Plusieurs études ont mis en évidence un effet cumulatif du nombre d'épisodes dépressifs ou de leur durée sur le risque d'apparition d'une démence.

Ainsi, une étude danoise ayant inclus 18 726 sujets hospitalisés pour épisode dépressif a analysé le taux de survenue d'une démence en fonction du nombre de réadmissions pour dépression (248). Le risque de survenue d'une démence augmentait de 13% par épisode dépressif dont la sévérité est suffisante pour nécessiter une hospitalisation. Dotson et al ont observé des résultats similaires puisque d'après leur étude chaque épisode dépressif était associé à une augmentation de 14% du risque de survenue de démence, quelle qu'en soit l'étiologie (249).

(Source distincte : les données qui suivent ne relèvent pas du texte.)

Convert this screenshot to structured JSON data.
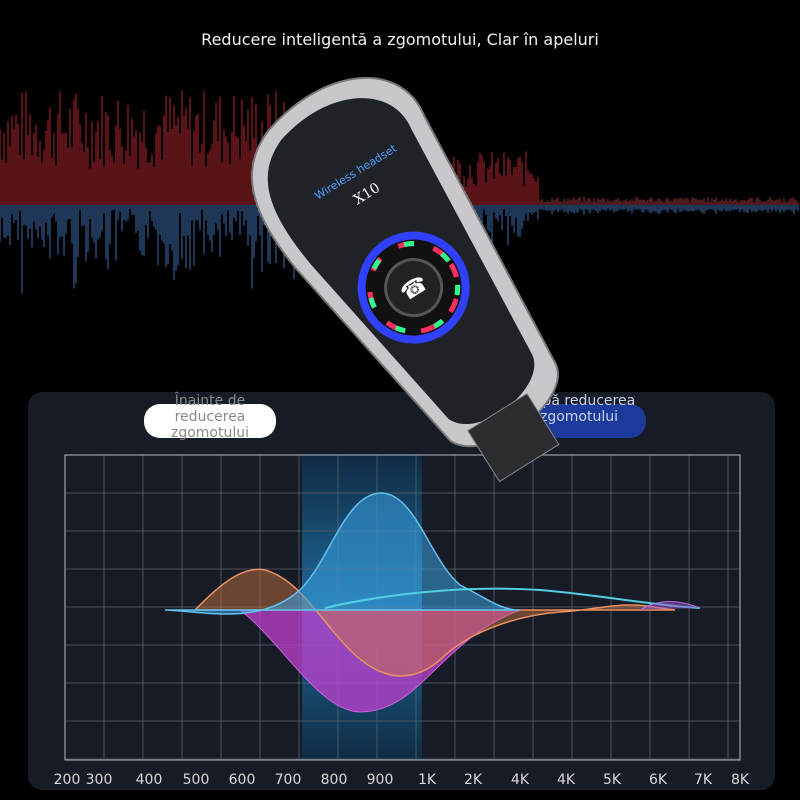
{
  "header": {
    "title": "Reducere inteligentă a zgomotului, Clar în apeluri"
  },
  "device": {
    "brand_text": "Wireless headset",
    "model_text": "X10"
  },
  "legend": {
    "before": "Înainte de reducerea zgomotului",
    "after": "După reducerea zgomotului"
  },
  "axis": {
    "ticks": [
      "200",
      "300",
      "400",
      "500",
      "600",
      "700",
      "800",
      "900",
      "1K",
      "2K",
      "4K",
      "4K",
      "5K",
      "6K",
      "7K",
      "8K"
    ]
  },
  "colors": {
    "background": "#000000",
    "panel": "#171b25",
    "highlight": "#1e5a8a",
    "blue_curve": "#3aa0e0",
    "orange_curve": "#e08a50",
    "magenta_curve": "#c040d0",
    "after_pill": "#1c3a9a"
  }
}
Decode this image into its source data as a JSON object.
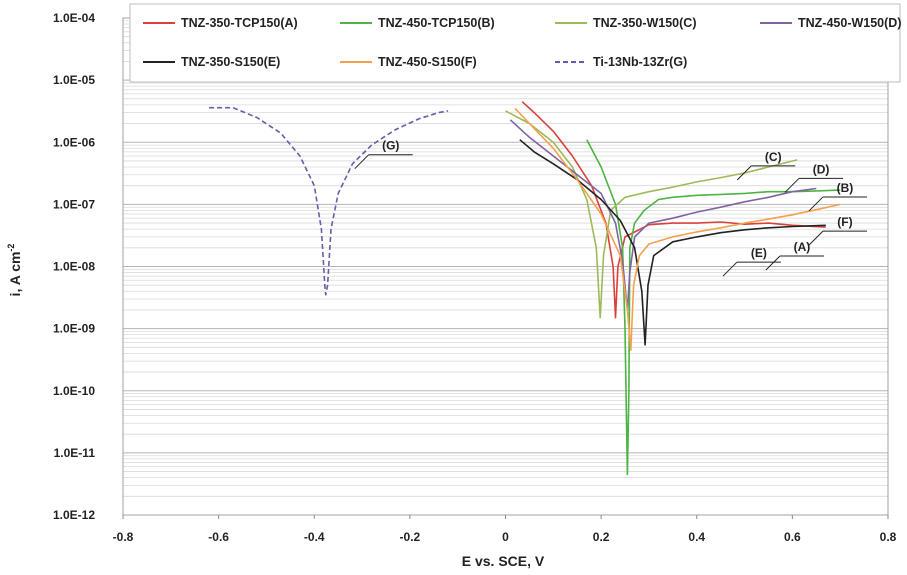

Plus récemment, Olazaran et al ont étudié l'effet cumulatif de la dépression sur la prévalence de la démence et de la maladie d'Alzheimer (250). Leurs analyses prenaient soin de discerner les sujets sans antécédent de dépression, ceux avec antécédent de dépression, ceux souffrant de dépression au moment de l'étude uniquement et ceux souffrant de dépression au moment de l'étude et ayant eu d'autres épisodes dans le passé. Dans cette étude, les facteurs de risque cardio-vasculaire étaient

pris en compte. Les résultats mettaient en évidence une augmentation du risque de démence et de maladie d'Alzheimer pour les groupes "dépression actuelle" (démence : OR 1,84 [IC95% 1,01-3,35], maladie d'Alzheimer : OR 1,98 [IC95% 0,98-3,99]) et "dépression actuelle avec antécédent d'épisode antérieur" (démence : OR 2,73 [IC95% 1,08-6,87], maladie d'Alzheimer : OR 3,98 [IC95% 1,48-10,71]), mais pas pour le groupe "antécédent de dépression". Ainsi, les auteurs ont conclu à l'existence d'un effet cumulé en fonction du temps passé avec des symptômes dépressifs sur le risque d'apparition d'une pathologie démentielle et notamment d'une maladie d'Alzheimer.